A major challenge in the past decade or past century was to determine how many proteins are present in RISC complex and what are the different types of RISC components expressed in different eukaryotic cells, especially in human cells and the specific biochemical activities of each component of this complex.1, 7 Various cellular, molecular, biochemical, genetic and proteomic approaches have helped in identifying numerous components of the RISC complex. It has also helped in studying individual protein of choice within this RISC complex. It is also known that proteomic approaches have helped in identifying the number of Argonaute family associated proteins.39, 40, 41 Recent studies elucidated the numerous biochemical roles of these proteins in cancer biology along with their function in RISC assembly.39, 42 These findings also revealed that few of the very well-known oncogenes also are associated with RISC assembly.7, 16 This complex protein–protein interaction is playing a major role in posttranscriptional gene regulation especially in cancer. Here we have mainly focused on the function of these different components in reference to Hepatocellular Carcinoma.

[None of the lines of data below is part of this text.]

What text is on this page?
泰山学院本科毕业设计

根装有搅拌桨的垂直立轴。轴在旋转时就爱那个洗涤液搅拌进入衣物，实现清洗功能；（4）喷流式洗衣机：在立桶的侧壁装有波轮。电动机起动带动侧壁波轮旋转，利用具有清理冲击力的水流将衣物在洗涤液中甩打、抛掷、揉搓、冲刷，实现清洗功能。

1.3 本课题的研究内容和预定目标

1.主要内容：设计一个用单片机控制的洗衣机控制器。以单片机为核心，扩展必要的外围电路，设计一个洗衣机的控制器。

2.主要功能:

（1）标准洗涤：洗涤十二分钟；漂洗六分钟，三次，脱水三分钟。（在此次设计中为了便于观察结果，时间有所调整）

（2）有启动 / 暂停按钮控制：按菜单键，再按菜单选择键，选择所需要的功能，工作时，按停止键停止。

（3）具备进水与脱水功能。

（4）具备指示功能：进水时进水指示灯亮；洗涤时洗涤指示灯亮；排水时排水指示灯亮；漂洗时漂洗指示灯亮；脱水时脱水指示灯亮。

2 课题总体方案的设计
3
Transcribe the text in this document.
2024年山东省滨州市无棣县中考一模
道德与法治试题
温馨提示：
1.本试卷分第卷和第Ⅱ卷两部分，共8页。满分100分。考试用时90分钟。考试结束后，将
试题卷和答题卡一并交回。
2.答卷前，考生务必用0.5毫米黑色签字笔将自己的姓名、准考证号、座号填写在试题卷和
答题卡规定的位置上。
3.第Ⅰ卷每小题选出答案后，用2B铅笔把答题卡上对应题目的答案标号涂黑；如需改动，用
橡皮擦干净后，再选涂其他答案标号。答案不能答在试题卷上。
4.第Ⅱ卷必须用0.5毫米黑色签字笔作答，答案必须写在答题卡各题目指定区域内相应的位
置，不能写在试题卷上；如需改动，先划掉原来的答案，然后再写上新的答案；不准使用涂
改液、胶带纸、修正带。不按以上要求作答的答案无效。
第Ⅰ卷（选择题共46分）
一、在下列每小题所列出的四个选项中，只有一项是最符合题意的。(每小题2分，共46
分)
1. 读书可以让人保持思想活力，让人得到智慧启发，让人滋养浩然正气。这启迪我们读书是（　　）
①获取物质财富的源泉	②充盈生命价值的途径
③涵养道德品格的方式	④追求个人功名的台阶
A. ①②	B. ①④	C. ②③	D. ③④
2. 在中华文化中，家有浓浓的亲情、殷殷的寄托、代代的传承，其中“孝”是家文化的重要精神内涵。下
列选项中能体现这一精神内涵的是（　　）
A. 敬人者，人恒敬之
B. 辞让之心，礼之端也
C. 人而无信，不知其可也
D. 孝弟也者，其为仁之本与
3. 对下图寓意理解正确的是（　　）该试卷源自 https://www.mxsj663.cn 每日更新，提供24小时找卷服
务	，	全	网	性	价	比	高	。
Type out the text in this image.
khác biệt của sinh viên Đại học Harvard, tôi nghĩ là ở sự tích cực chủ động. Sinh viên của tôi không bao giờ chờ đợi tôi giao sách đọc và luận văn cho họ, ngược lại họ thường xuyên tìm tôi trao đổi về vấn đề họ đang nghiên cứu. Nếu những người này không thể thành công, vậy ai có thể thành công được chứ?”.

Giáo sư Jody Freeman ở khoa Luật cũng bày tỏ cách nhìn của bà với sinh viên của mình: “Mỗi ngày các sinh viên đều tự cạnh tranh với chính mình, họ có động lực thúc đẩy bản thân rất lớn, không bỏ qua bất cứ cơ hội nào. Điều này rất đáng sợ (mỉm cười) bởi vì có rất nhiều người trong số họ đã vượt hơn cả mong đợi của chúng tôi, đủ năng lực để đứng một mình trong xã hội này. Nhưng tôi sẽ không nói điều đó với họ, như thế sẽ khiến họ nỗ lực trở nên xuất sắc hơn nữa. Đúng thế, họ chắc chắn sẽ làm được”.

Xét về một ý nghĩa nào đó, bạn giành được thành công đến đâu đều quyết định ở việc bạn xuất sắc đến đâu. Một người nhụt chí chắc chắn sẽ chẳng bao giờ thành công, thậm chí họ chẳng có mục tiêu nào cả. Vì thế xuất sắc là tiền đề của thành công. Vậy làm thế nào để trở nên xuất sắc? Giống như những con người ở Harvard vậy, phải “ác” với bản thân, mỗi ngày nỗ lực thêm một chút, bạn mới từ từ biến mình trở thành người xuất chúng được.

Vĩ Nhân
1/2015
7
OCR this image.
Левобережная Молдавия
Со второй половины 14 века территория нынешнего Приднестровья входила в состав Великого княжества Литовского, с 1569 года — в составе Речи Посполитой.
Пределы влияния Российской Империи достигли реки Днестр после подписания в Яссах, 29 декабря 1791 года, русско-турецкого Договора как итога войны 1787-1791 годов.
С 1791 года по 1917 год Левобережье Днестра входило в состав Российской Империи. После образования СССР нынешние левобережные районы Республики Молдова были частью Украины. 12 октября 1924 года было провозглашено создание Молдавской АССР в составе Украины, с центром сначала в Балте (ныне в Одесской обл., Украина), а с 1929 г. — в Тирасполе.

It is possible to target this complex by gaining knowledge of minute details of the individual proteins along with th0rough scientific understanding and its molecular mechanism. A clear bird view of how post-transcriptional and post-translational modifications by this assembly controls tumor initiation, growth, development and metastasis via RISC function will also be very critical. Along with their role in post transcriptional modification, these individual proteins themselves undergo posttranslational modification. Recent studies have shown that human AEG1, SND1, AGO2 also undergo phosphorylation cell and tissue specific manner.43, 44, 45 The post translational modification of these individual components plays a pivotal role in the RISC complex function. Sometime these modifications regulate and plays major and important contribution to form RISC complex and also help in their localization either in cytoplasm, nucleus, cell membranes or p-bodies. Due to these properties it is easy to target individual proteins in cell and tissue specific manner. The Ago2 and SND1 both have nuclease function and designing the inhibitors for these nuclease enzymes and targeting them with absolute specificity will be simple and effortless. Therefore, we can easily predict, and it is tempting to speculate that RISC assembly is a suitable novel target for cancer therapy especially Hepatocellular Carcinoma.

Conflicts of interest

Both the authors have none to declare.